Background: Colorectal cancer is the fourth cause of cancer-related deaths worldwide, though detection at early stages associates with good prognosis. Thus, there is a clear demand for novel non-invasive tests for the early detection of colorectal cancer and premalignant advanced adenomas, to be used in population-wide screening programs. Aberrant DNA methylation detected in liquid biopsies, such as serum circulating cell-free DNA (cfDNA), is a promising source of non-invasive biomarkers. This study aimed to assess the feasibility of using cfDNA pooled samples to identify potential serum methylation biomarkers for the detection of advanced colorectal neoplasia (colorectal cancer or advanced adenomas) using microarray-based technology.

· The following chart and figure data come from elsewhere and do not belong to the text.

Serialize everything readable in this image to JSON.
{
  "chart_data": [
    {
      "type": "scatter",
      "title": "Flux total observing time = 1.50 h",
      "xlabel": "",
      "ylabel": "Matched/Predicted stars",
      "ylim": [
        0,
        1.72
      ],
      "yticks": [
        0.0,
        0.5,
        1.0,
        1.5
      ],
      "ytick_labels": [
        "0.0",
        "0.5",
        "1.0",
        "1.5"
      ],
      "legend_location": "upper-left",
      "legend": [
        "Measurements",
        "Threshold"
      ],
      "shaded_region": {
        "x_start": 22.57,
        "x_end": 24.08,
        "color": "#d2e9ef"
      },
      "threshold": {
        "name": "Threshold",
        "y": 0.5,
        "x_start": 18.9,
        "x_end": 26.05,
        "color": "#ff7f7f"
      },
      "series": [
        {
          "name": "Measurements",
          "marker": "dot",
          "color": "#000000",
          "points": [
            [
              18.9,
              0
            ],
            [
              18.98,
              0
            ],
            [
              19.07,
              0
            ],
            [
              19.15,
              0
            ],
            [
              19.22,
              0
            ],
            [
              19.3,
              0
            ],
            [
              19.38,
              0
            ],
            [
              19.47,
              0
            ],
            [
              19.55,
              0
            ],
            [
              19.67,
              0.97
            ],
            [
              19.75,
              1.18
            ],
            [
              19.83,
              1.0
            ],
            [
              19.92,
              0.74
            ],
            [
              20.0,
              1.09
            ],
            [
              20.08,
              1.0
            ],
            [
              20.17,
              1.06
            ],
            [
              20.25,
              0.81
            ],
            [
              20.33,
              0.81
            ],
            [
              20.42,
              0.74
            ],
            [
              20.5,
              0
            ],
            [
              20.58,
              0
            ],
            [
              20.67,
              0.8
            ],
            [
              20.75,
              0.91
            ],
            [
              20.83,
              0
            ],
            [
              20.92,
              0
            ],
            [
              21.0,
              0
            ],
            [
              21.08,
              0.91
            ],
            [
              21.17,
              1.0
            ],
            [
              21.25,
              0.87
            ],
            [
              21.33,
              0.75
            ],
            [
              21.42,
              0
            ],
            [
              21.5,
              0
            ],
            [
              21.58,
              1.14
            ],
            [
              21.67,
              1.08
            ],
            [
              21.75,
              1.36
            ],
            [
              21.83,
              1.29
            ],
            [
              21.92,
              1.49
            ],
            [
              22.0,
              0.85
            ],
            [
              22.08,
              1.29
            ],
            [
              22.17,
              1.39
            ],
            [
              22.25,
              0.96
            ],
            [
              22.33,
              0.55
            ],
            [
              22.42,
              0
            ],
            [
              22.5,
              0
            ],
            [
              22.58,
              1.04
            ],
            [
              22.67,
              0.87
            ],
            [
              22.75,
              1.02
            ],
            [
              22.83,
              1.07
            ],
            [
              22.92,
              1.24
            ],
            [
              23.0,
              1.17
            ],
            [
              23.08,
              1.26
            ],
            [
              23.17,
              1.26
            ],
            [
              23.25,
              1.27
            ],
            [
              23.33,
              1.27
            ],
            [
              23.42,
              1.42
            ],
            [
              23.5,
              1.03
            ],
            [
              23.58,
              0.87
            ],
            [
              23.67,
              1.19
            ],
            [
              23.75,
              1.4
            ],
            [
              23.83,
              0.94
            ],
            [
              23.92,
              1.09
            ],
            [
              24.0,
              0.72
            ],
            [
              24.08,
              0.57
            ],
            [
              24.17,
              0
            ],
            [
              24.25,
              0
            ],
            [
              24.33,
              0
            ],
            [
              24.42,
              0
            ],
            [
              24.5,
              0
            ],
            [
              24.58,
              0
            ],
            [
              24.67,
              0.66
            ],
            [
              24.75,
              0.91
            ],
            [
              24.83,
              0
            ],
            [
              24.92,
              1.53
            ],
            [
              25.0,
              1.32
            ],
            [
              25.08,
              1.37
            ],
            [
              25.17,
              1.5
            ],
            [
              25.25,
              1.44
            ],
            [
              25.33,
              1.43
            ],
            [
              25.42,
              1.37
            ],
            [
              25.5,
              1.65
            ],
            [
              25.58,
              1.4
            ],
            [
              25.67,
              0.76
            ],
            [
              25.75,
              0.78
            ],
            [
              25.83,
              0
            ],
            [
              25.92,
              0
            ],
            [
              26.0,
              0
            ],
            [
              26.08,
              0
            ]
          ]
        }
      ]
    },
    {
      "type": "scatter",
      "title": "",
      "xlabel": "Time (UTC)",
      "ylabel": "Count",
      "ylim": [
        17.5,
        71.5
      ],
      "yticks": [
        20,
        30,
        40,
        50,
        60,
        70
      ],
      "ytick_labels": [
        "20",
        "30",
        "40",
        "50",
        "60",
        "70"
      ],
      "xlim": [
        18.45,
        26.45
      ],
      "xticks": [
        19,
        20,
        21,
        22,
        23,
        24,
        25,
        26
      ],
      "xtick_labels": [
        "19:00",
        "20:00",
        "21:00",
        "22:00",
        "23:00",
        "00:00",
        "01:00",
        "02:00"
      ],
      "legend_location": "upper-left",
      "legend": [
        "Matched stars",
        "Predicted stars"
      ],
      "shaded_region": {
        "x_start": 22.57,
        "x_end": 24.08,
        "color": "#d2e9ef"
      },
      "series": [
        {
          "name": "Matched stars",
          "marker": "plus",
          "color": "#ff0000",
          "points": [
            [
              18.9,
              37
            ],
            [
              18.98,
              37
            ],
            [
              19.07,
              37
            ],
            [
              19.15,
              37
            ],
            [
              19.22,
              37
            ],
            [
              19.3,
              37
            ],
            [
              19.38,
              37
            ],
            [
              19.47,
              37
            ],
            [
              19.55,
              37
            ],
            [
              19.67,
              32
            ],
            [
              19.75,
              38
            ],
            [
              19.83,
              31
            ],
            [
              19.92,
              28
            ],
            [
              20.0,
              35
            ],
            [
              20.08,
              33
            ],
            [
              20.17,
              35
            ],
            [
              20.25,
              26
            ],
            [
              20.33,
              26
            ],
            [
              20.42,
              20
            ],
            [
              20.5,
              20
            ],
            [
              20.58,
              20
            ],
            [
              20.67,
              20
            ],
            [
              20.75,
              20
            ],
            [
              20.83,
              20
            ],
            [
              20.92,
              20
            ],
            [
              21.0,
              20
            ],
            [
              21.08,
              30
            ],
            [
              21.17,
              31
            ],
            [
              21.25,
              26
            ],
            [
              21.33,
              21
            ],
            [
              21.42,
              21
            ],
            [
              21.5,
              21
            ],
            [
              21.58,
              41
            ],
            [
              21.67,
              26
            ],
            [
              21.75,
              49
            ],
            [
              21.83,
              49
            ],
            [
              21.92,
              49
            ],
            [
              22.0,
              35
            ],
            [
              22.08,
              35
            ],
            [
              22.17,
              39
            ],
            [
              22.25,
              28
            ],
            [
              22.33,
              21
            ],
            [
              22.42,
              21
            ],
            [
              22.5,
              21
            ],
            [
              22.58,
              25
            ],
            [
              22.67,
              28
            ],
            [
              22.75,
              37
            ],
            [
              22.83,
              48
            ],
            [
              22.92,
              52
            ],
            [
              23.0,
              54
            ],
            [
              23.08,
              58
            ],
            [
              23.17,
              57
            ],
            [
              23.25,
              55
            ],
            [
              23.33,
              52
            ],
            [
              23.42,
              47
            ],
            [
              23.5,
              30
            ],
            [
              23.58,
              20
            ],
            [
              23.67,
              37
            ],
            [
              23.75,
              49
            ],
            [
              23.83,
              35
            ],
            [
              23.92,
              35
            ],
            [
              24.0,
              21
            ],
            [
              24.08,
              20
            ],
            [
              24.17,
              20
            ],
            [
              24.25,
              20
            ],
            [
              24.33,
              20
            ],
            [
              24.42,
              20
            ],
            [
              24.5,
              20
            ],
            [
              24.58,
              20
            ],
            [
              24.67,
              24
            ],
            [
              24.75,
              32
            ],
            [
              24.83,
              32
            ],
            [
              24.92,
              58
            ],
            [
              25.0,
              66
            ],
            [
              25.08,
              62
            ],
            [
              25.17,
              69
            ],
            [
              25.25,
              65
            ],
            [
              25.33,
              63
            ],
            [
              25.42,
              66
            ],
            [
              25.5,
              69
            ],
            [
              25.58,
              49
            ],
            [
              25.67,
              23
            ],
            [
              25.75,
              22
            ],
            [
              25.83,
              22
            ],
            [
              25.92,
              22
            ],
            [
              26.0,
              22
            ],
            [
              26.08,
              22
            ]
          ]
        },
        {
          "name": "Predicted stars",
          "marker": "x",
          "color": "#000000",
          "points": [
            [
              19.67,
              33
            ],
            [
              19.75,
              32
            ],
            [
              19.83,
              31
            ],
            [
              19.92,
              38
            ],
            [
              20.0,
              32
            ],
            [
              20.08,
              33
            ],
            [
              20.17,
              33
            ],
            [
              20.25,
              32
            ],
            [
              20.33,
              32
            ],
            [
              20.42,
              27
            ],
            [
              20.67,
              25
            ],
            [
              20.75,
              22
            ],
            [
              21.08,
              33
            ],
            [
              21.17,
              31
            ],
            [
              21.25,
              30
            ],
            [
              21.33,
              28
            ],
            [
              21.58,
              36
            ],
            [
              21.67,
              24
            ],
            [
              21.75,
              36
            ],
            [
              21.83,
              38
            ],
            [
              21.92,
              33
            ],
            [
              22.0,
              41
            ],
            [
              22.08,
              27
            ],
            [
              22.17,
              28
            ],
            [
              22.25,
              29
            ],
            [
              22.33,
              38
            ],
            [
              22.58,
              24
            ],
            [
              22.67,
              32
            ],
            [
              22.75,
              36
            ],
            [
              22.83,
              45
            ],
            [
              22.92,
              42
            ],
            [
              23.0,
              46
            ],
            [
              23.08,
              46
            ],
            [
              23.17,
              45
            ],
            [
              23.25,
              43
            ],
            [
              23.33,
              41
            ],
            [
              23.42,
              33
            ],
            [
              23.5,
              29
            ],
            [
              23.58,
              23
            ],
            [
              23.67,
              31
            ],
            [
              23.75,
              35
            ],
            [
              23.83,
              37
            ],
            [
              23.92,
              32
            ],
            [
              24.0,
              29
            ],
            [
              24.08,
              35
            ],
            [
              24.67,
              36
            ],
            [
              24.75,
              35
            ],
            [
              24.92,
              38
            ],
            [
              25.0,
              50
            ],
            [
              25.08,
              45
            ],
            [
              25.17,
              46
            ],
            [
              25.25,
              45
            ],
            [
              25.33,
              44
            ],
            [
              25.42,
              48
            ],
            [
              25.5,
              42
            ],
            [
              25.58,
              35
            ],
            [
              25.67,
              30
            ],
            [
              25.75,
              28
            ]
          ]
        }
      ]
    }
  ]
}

Results: cfDNA was extracted from serum samples from 20 individuals with no colorectal findings, 20 patients with advanced adenomas, and 20 patients with colorectal cancer (stages I and II). Two pooled samples were prepared for each pathological group using equal amounts of cfDNA from 10 individuals, sex-, age-, and recruitment hospital-matched. We measured the methylation levels of 866,836 CpG positions across the genome using the MethylationEPIC array. Pooled serum cfDNA methylation data meets the quality requirements. The proportion of detected CpG in all pools (> 99% with detection p value < 0.01) exceeded Illumina Infinium methylation data quality metrics of the number of sites detected. The differential methylation analysis revealed 1384 CpG sites (5% false discovery rate) with at least 10% difference in the methylation level between no colorectal findings controls and advanced neoplasia, the majority of which were hypomethylated. Unsupervised clustering showed that cfDNA methylation patterns can distinguish advanced neoplasia from healthy controls, as well as separate tumor tissue from healthy mucosa in an independent dataset We also observed that advanced adenomas and stage I/II colorectal cancer methylation profiles, grouped as advanced neoplasia, are largely homogenous and clustered close together.
Conclusions: This preliminary study shows the viability of microarray-based methylation biomarker discovery using pooled serum cfDNA samples as an alternative approach to tissue specimens. Our strategy sets an open door for deciphering new non-invasive biomarkers not only for colorectal cancer detection, but also for other types of cancers.